工事フェンス彩る 富士見中美術部、車いす利用者や親子連れ描き

作品を披露した富士見中美術部の生徒たち=川崎区で

写真

 川崎市川崎区の市役所本庁舎建設予定地で十二日から、近くの市立富士見中学校美術部員が描いた絵が飾られている。川崎大師や沿岸部の工場夜景など市内の名所のほか、親子連れや車いす利用者、スポーツや音楽を楽しむ人などを色とりどりのシルエットで描き、市が進める多様性の尊重を表現したという。 (大平樹)

 「ヒカリヘ〜手を取り合って創る未来〜」と題した絵は縦二・五メートル、横二十五メートルの横長作品。布に耐水性の特殊塗料を使って描かれている。市役所の旧庁舎は既に取り壊され、同じ場所に新庁舎が建設される。その予定地の工事用フェンスに張り出され、道路からも見える。

 作品は、一〜三年の部員五十七人が今年の夏休みから約四カ月間かけて制作した。横長のため、廊下や体育館に広げて描いたこともあったという。

 掲示初日は、部員三十二人がお披露目に訪れた。原画を担当した三年の牧田小百合さん(15)は「部員たちから出たアイデアを組み合わせた。グラデーションや人を細かく描くのが難しかった」と振り返った。部長で二年の内海菜乃香さん(14)は「美術の仕事に就いたとしても簡単にできる大きさじゃない。自分たちの作品を見てもらう良い機会」と話した。
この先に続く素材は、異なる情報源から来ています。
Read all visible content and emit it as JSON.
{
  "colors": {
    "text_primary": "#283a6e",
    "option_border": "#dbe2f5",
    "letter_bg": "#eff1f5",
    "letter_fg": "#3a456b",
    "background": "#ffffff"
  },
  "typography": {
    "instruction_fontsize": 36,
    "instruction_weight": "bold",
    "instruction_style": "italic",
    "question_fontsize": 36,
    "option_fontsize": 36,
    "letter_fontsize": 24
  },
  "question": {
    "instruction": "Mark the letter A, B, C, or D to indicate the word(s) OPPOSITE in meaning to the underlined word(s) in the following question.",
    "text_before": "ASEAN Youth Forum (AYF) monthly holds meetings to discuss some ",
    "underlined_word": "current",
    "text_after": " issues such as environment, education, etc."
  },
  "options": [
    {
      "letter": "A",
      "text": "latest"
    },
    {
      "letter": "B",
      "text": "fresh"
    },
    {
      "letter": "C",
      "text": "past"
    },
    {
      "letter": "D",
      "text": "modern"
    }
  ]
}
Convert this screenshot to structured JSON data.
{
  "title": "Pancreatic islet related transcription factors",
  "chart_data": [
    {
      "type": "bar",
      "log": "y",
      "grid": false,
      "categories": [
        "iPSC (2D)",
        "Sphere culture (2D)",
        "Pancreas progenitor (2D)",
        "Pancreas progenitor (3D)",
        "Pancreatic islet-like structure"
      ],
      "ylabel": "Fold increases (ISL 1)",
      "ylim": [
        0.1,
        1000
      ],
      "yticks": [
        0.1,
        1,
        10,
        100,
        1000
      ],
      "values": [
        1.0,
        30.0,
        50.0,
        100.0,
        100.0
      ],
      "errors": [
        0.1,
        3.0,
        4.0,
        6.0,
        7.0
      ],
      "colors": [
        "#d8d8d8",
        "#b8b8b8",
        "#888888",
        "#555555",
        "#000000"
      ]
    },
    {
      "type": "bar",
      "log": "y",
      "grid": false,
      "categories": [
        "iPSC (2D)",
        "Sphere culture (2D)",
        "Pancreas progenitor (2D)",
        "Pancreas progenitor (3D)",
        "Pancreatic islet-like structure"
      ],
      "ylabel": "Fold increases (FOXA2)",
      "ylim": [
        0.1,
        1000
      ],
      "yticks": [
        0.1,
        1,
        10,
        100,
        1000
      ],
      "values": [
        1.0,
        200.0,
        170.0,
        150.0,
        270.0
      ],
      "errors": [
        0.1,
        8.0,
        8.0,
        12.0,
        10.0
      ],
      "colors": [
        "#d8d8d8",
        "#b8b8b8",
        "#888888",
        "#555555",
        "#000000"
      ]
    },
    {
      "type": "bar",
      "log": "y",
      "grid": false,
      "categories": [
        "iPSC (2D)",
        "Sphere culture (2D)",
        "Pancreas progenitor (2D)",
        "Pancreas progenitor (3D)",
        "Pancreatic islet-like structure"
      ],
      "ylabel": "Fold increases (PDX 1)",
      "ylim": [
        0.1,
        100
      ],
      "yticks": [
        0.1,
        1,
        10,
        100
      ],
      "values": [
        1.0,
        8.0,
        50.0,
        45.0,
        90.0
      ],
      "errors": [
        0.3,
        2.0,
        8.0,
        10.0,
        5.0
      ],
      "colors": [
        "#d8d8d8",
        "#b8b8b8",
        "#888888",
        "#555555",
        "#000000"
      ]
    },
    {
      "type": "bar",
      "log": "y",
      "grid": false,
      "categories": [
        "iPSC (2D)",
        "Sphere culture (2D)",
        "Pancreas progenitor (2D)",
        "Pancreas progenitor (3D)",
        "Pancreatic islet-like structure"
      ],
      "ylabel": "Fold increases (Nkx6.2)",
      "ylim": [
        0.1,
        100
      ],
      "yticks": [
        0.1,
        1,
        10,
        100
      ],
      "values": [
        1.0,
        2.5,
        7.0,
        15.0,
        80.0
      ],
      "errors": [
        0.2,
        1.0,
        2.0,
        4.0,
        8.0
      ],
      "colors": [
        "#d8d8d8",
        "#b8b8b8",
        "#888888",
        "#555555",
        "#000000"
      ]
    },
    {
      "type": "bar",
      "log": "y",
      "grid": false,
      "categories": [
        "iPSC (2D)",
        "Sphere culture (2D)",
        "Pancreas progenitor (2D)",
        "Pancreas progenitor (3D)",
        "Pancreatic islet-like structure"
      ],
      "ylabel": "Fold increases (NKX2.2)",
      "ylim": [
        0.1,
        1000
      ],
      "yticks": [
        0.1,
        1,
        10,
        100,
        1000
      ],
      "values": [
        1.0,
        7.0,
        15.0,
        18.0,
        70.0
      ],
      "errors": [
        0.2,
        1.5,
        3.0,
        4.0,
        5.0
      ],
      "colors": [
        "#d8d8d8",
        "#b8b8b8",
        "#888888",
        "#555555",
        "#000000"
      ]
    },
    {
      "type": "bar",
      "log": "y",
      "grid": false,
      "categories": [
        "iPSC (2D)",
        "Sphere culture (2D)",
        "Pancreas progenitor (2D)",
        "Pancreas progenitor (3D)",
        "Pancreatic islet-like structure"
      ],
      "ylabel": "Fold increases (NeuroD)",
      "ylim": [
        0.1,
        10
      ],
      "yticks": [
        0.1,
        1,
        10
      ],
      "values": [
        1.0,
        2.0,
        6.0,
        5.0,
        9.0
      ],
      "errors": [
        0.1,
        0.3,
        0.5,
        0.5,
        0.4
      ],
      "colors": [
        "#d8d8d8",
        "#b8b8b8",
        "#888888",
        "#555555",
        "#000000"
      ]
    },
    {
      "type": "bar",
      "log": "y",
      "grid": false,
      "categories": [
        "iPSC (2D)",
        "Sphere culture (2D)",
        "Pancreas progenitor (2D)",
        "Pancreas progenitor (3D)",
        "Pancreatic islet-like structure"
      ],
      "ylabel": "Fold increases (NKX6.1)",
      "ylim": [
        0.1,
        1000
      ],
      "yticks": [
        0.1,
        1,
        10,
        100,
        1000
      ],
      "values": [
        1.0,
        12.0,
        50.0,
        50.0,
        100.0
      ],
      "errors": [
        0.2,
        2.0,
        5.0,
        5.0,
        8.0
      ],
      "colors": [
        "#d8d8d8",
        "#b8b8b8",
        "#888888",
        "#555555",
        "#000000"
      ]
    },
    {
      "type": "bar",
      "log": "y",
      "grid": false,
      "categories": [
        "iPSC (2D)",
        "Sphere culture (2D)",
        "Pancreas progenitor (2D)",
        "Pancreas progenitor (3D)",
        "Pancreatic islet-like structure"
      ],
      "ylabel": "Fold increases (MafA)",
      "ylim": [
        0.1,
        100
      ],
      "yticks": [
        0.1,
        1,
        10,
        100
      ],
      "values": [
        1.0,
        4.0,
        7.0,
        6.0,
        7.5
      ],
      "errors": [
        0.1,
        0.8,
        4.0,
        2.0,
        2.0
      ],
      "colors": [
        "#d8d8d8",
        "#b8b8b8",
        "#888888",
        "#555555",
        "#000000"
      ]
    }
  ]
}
 市によると、今回の作品掲示は、道路からも目に入るフェンスが殺風景であることなどから、市が美術部に制作を依頼した。作品の公開期間は未定だが、来春ごろまでは続けるという。作品を見た福田紀彦市長は「川崎の魅力が詰まっている。いろんなキャラクターがまちの中にいることをちりばめてくれた」と感謝していた。